The living room is a forest of mic stands and cables. A cup of coffee, a large glass of water and a shallow shot of whiskey sit on the tiny white table. I alternate between them, making sure the guitar is in tune, trying to understand if the chair will creak when I lean my head back on the second chorus.  There is a hush in the room. I can hear my own heartbeat. The lyrics are printed out on a fresh piece of paper, large and thick so I can read them easily even though I sing with my eyes closed and will surely forget a handful of words no matter what I do.

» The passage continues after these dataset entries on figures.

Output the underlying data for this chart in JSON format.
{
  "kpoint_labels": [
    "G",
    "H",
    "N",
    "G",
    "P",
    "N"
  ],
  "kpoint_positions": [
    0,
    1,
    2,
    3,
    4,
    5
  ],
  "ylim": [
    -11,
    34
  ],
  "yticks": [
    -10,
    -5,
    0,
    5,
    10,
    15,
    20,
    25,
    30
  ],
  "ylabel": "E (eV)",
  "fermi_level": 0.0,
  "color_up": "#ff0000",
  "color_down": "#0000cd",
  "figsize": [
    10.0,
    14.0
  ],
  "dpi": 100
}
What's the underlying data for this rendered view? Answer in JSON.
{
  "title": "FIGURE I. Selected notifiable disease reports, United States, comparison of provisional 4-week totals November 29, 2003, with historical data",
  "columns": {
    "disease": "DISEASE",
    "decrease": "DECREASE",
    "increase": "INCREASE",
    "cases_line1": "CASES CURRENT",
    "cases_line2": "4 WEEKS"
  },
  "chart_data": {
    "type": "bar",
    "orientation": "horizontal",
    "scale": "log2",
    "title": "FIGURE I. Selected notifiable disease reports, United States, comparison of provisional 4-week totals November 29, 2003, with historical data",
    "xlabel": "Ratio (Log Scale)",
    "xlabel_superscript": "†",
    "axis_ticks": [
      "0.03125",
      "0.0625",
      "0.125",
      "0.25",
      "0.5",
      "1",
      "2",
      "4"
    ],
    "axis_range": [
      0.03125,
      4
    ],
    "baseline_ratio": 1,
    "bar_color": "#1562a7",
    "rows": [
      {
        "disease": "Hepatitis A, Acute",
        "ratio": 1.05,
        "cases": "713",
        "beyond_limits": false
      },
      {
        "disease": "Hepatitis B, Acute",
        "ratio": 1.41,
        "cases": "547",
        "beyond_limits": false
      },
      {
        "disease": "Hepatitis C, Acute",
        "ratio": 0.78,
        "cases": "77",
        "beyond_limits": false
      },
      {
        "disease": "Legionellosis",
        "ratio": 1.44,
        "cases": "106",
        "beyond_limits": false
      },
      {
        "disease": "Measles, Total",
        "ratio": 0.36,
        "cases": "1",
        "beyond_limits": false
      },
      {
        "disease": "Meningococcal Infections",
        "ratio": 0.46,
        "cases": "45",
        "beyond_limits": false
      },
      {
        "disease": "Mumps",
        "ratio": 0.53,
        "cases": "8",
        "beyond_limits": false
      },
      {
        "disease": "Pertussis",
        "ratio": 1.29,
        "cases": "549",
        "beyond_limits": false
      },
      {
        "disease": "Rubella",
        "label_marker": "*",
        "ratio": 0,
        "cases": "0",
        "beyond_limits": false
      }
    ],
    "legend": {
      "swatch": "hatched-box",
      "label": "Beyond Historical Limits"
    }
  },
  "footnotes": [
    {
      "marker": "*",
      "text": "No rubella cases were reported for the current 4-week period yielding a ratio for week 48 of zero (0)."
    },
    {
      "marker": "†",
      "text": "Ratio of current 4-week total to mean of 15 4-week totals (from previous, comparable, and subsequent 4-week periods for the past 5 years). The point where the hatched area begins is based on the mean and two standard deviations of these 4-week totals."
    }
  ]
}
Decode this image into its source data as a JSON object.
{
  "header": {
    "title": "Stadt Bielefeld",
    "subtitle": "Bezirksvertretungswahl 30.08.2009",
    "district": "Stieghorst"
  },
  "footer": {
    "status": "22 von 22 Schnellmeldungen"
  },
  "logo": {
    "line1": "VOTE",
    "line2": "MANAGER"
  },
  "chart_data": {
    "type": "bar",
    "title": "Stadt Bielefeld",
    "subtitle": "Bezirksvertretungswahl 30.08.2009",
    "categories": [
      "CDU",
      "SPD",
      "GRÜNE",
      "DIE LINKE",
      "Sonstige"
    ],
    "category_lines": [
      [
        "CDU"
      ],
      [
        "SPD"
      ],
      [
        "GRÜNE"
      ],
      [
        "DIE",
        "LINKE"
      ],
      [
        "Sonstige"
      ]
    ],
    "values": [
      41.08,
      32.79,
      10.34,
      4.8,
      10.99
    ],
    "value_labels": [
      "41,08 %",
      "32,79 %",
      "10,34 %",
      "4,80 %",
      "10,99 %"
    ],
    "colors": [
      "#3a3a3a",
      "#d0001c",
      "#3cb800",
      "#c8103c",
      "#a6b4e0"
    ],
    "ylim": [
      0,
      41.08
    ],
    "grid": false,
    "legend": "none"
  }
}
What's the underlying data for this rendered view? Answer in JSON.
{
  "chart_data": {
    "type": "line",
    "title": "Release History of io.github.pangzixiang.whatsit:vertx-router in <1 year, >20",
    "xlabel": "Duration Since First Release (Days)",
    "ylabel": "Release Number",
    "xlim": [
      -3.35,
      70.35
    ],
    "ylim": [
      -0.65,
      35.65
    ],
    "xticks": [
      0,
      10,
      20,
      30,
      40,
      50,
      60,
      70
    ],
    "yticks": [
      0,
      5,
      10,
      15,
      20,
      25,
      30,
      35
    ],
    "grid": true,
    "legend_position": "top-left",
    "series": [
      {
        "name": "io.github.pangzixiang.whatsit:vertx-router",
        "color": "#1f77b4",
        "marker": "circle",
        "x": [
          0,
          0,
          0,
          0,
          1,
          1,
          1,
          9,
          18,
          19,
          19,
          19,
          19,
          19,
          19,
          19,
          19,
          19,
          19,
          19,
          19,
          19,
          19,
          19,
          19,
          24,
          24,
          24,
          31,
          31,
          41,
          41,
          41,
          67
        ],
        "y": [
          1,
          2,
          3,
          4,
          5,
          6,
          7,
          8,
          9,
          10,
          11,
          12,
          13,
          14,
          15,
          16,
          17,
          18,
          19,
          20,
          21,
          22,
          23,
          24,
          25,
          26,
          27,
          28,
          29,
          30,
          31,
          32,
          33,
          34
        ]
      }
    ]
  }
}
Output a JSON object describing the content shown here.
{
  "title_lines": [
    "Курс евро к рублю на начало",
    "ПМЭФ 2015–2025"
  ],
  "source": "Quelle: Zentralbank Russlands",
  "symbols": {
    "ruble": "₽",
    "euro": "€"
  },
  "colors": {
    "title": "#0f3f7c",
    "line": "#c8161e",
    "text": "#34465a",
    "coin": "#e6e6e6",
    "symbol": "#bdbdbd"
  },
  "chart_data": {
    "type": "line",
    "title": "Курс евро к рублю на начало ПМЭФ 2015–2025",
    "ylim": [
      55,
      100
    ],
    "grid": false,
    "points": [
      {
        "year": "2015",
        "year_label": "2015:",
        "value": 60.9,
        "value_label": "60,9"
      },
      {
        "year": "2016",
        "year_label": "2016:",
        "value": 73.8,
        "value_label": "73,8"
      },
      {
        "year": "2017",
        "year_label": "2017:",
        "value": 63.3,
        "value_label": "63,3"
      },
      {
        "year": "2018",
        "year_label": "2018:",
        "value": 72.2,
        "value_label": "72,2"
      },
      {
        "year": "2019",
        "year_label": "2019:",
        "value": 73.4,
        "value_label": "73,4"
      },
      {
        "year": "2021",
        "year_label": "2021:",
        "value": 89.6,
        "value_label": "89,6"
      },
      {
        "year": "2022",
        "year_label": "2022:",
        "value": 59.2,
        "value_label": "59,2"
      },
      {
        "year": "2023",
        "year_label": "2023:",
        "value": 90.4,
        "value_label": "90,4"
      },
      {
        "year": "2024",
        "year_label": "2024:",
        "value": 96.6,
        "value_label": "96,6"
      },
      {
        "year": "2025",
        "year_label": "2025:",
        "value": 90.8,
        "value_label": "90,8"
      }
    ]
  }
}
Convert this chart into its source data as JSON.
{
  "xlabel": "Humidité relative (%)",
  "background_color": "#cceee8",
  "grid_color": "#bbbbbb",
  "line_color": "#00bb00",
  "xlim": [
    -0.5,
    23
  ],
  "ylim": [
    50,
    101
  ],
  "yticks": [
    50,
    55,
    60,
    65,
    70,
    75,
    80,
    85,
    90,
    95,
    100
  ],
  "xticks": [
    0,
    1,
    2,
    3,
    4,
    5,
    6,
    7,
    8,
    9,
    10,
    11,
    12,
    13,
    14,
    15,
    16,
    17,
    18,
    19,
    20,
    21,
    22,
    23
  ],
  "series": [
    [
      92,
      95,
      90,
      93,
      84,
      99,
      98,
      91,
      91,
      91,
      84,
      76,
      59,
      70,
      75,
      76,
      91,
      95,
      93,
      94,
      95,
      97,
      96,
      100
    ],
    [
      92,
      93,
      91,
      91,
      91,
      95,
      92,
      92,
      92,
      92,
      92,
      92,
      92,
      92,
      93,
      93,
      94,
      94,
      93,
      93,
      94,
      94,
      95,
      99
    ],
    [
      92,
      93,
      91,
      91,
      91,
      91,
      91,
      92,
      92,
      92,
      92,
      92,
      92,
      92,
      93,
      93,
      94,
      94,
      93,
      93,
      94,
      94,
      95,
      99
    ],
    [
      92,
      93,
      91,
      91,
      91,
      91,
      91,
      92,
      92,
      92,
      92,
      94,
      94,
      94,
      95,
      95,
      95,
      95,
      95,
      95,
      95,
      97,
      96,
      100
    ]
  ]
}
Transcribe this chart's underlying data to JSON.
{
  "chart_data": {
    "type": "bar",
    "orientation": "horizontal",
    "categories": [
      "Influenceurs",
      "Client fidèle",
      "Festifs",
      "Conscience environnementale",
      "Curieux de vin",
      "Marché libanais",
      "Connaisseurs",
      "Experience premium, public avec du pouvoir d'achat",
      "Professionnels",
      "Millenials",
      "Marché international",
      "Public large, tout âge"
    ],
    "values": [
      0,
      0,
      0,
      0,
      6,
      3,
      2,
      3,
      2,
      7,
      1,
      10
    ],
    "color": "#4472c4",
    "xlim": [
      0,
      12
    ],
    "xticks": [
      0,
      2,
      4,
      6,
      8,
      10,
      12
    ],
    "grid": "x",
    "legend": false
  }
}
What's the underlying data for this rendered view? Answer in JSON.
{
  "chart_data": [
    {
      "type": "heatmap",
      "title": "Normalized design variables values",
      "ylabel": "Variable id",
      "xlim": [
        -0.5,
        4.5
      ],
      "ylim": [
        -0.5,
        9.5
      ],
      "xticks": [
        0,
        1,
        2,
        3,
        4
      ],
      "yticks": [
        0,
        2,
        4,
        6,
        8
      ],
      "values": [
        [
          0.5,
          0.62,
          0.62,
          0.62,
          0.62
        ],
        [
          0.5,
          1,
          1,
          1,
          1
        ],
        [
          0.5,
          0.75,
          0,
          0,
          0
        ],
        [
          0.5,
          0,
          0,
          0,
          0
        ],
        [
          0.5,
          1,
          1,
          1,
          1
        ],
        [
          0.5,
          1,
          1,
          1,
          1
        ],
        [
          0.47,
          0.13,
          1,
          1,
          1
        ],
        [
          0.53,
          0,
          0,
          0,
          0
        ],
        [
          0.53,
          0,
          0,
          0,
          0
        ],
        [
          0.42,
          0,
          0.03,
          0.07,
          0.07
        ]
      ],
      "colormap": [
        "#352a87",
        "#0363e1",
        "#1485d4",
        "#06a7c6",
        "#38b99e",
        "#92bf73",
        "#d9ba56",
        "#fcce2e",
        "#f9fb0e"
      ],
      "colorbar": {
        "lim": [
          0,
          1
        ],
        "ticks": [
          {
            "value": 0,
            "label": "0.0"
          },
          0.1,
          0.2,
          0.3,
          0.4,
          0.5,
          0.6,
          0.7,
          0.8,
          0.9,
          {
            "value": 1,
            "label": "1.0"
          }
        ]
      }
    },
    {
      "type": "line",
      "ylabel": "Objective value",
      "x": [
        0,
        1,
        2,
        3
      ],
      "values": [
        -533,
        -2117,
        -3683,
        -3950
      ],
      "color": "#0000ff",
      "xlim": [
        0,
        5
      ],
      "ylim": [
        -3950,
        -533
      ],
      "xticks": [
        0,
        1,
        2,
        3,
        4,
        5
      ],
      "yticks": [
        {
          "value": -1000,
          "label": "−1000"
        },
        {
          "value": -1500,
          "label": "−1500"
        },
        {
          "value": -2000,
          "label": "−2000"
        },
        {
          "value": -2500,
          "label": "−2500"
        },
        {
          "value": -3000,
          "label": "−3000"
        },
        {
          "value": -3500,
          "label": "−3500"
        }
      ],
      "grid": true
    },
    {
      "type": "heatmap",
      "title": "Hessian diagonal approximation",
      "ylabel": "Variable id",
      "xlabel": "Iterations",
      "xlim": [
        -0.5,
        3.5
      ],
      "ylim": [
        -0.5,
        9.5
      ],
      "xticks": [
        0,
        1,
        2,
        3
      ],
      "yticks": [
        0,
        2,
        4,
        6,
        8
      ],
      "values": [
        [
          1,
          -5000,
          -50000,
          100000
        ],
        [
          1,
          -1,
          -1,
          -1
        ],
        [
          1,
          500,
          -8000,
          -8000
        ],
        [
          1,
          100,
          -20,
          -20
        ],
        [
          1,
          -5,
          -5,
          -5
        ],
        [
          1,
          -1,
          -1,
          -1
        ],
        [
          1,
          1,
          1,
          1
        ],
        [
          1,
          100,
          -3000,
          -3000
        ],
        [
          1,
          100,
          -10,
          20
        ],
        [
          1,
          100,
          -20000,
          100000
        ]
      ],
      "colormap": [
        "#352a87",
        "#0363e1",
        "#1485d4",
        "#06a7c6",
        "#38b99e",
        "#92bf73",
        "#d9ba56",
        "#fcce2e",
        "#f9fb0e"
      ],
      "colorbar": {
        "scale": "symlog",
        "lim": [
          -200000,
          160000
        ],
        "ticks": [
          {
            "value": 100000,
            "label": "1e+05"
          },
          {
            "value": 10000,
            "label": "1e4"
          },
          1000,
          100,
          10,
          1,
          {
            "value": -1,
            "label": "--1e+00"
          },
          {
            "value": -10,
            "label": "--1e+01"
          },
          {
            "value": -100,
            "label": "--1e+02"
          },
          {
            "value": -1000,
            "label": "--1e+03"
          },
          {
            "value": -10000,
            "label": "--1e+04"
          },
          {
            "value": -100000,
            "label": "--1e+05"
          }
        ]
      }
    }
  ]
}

The guitar sounds dry, perfect - even honest. I can play a simple D chord with a long strum, or the side of my thumb and it sounds so different. I record a few takes, barefoot in the bright room. I am going too fast in some parts, and my fingers are already sore from the chord changes.

And then all at once, I am thinking of a show I played in an old factory in Brooklyn, way back when I had just started writing songs almost twenty years ago. The audience was full of familiar faces. I felt like an uncle at a birthday party, all wisecracks and confidence as I slipped a capo on the guitar and told some story about the next song. There were no chairs, so people sat cross-legged on the floor with these patient smiles, inches from the toes of my old boots. It was a perfect night. Afterwards, a man who had worked with Brian Eno cornered me and made some overtures about a demo session, and gave me his card. I had this odd sense that things were about to happen, that goosebumps would ripple along with arms after each phone call I would get in the next days. Of course, very different things went down. I never did get to call that man. When the bottom fell out of the boat in giant ugly pieces I just surrendered to the craziness and treaded water, keeping my head up for the sight of dry land.

It took a good long time to get to this moment, in this living room, with the sun banging through the curtains, these words in front of me that I could never have written back then. This black guitar, so light in my hands, so ready to be played.

The coffee cup is empty. Yes, a few random sips of whiskey to open up my throat and I press record again.